Le lendemain des Bonnes de Genet, j’ai pris le train pour aller à Fribourg. Un homme que je ne connaissais pas m’a raconté sa vie durant le trajet. Je l’appellerai el professor parce qu’il a travaillé pour une entreprise suisse dans la sécurité des convois de métaux précieux provenant de mines aux quatre coins du monde. Je ne sais pas si tout ce qu’il m’a raconté est vrai, mais il me faisait penser, par ses expériences, au héros de La Casa de papel. A un moment, el professor lâche:
« C’était dur de revenir en Suisse. J’ai dû faire le ménage, les courses, la cuisine. En Afrique, j’avais une villa de sept pièces sur un terrain de 17’000 m2. J’avais une bonne qui me faisait tout. »
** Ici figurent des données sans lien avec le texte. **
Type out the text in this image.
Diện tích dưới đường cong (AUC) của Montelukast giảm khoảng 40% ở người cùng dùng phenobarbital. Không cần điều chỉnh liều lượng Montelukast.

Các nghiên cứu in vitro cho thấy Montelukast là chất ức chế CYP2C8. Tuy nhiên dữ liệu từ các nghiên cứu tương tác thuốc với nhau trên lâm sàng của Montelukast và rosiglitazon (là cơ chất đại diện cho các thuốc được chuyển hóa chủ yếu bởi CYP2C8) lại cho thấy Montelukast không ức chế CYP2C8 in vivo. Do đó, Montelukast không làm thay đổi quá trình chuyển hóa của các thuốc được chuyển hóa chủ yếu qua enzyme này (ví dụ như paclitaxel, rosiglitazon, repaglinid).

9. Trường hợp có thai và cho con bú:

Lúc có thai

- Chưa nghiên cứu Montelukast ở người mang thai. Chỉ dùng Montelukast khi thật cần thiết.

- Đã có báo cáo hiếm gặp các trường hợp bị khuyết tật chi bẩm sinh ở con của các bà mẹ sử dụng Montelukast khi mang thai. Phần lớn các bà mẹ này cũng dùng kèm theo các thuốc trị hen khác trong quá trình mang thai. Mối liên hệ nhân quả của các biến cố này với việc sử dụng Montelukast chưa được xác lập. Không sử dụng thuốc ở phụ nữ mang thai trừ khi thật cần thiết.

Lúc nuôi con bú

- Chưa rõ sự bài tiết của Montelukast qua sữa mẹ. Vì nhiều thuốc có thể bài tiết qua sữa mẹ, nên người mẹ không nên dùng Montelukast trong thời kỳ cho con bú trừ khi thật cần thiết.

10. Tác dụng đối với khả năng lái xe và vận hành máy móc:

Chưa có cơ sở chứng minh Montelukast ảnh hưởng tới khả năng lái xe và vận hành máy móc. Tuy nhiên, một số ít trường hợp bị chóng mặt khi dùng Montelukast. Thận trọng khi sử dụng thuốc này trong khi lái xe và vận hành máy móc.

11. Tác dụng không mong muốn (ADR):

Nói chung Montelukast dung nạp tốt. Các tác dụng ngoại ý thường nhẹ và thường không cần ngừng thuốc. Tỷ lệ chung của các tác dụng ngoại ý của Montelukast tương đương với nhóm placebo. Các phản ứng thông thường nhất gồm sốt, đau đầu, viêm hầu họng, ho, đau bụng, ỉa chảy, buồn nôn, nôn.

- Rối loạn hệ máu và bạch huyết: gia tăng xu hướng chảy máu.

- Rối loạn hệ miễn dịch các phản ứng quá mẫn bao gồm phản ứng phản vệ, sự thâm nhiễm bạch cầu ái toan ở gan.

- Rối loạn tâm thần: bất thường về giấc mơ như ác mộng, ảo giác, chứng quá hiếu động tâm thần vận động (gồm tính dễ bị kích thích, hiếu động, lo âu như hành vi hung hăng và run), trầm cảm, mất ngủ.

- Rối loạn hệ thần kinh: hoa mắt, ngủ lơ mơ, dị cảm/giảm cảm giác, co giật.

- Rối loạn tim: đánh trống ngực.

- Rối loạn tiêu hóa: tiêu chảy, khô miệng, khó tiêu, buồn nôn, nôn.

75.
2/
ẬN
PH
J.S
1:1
Choc linguistique! En 2022, je n’aurais pas pensé qu’on utiliserait encore le mot « bonne ». Je suis bien naïve d’avoir cru que notre langue française avait évolué et que dans l’utilisation du vocabulaire, on avait au moins abandonné l’attitude « colonialiste » de l’homme blanc. Je ne sais pas si engager une femme de ménage est un vestige de l’époque coloniale, mais j’espère qu’au moment où vous sortirez votre porte-monnaie pour rémunérer votre employée, il sera bien garni.
1. Busslinger Boris, Payer sa femme de ménage au noir peut coûter cher, Le Temps, 27.05.2018.
2. Source: www.quitt.ch. Données basées sur 5533 contrats actifs sur une base horaire. Statut: fin septembre 2021.
3. Temps présent, Femmes de ménage, la retraite impossible, 07.01.21.